Jonas Frykman rief das 20. Jubiläum des Aktionsbündnisses ins Gedächtnis: „Alle Gäste, alle Mitglieder hielten eine rote Karte in die Luft. Auf der Karte stand das Staatsziel aus dem Artikel 7a der Landesverfassung. Das war die Überschrift, die wir als Aktionsbündnis uns damals gegeben haben, um unsere Differenz zur Alternative für Deutschland kenntlich zu machen. Das war eine Einheit, eine Klarheit in diesem Moment, die nicht selbstverständlich war.“ Der Text „Für ein friedliches Land Brandenburg ohne Rassismus“ wurde damals in einer Arbeitsgruppe erarbeitet. „Wir haben es geschafft, in dieser Frage Kompromisse zu finden, die gut sind. Kompromisse, die uns geholfen haben mit einer Stimme wieder zu sprechen“, so Jonas Frykman.
Impulse für die Zukunft
Frauke Büttner, Leiterin der Geschäftsstelle, nahm diese beiden Fäden auf und erläuterte den weiteren Verlauf des Abends. An fünf thematischen Stationen wurden im Folgenden Schlaglichter auf die Geschichte des Aktionsbündnisses geworfen.
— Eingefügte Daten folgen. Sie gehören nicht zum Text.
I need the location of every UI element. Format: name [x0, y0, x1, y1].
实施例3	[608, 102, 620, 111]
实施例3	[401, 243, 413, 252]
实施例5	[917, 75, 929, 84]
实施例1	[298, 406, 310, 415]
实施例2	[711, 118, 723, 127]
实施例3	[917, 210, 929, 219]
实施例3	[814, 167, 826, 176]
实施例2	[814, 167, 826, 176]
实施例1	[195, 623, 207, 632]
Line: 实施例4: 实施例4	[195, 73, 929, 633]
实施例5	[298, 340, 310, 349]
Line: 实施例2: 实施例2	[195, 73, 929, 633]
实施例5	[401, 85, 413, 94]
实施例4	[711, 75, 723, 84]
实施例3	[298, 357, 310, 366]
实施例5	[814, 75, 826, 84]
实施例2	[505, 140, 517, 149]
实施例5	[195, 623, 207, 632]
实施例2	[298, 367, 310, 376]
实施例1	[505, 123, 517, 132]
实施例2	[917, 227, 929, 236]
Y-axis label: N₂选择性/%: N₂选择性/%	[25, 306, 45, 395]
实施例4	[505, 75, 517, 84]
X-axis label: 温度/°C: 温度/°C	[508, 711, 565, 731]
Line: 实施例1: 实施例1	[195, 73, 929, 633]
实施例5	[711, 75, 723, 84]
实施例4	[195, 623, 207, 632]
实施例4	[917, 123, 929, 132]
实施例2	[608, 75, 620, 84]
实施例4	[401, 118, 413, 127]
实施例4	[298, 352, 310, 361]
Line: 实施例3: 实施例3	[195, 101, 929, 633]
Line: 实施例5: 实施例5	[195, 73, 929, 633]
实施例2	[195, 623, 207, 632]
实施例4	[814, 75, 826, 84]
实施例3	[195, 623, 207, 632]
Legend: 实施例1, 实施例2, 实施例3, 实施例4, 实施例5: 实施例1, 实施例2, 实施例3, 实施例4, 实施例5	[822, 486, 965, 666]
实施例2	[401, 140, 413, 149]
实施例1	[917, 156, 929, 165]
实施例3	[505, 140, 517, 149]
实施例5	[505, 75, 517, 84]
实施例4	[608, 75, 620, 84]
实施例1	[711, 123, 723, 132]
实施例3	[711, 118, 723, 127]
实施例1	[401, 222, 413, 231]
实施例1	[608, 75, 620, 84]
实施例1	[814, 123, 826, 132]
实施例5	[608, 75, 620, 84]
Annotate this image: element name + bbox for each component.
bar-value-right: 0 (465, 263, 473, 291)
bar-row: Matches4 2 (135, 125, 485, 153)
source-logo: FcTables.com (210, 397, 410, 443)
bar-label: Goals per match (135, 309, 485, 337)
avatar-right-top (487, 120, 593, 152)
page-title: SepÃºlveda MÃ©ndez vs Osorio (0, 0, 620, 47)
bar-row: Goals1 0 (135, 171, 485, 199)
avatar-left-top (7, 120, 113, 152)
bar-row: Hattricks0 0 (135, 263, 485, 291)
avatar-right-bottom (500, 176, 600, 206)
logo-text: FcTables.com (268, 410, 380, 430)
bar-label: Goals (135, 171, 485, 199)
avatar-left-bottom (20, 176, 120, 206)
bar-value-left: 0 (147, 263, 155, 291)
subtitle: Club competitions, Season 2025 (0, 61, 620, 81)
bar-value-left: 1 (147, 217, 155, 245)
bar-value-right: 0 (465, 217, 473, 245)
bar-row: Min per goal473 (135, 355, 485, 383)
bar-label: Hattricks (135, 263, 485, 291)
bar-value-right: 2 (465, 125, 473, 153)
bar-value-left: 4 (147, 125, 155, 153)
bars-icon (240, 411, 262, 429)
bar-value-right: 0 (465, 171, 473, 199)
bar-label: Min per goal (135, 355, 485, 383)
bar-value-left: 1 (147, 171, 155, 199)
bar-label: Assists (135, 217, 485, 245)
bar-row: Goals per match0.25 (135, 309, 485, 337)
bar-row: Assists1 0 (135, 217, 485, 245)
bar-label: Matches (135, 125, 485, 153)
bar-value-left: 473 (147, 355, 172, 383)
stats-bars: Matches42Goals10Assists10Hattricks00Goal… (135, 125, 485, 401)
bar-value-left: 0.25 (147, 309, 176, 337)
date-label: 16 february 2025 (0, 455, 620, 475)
In dem Schlaglicht Rechte Aufmärsche und demokratische Proteste ging es unter anderem um die gleichnamige, Arbeitsgruppe, in der sowohl verschiedene Protestformen als auch das Zusammenspiel von Politik, Verwaltung, Polizei und Zivilgesellschaft untersucht und diskutiert worden waren. Das Schlaglicht Rechtsextremismus im Parlament griff die Rote Karte gegen Rechtspopulismus auf und beschäftigte sich darüber hinaus mit aktuellen demokratiefeindlichen Herausforderungen und der Frage des sogenannten Neutralitätsgebots. In einem weiteren Schlaglicht wurde über die Verhinderung der Naziaufmärsche in Halbe gesprochen, wo es dem Aktionsbündnis Brandenburg zusammen mit unserem Mitglied, dem Aktionsbündnis gegen Heldengedenken und Naziaufmärsche in Halbe, erstmals gelang, die verschiedenen Akteure zusammenzubringen. In dem Schlaglicht Brandenburg für alle wurde unter anderem über die vielen Willkommensinitiativen gesprochen, die seit 2014 überall in Brandenburg entstanden sind und von denen einige ihre Arbeit in den letzten Monaten wieder erneut intensiviert haben. Ein Schwerpunkt der Diskussion lag dabei auf der Frage der Beteiligung von Geflüchteten in den Initiativen. Bei dem Schlaglicht NSU-Komplex und Rassismus wurde deutlich, dass auch heute noch – über zehn Jahre nach der Selbstenttarnung des NSU und zwei Jahre nach Ende des Parlamentarischen Untersuchungsausschusses in Brandenburg – viele Fragen offen geblieben sind. Dies hatte das Aktionsbündnis bereits bei seinem vorherigen Plenum im Herbst 2021 mit seinem Statement „Kein Schlussstrich!“ deutlich gemacht.
In den Schlaglichtern wurde aber auch über die Frage nachgedacht, die Frauke Büttner allen zu Anfang mit auf den Weg gegeben hatte: Was wollen wir für Impulse daraus für die Zukunft mitnehmen? Eine weitere Frage, die die Leiterin der Geschäftsstelle den Anwesenden zuvor gestellt hatte, lautete: Was verbindet ihr mit 25 Jahren Aktionsbündnis Brandenburg? Die Antworten hierzu wurden auf Karten gesammelt. Nach den Austauschrunden wartete schon das Improtheater Potsdam, welches die Karten mit den Antworten nutze, um daraus schauspielerisch zu improvisieren. Zum Erstaunen der Schauspieler_innen Mechthild Klann und Georg Weisfeld enthielten gleich mehrere Karten den Slogan: „Bunt statt Grauland“.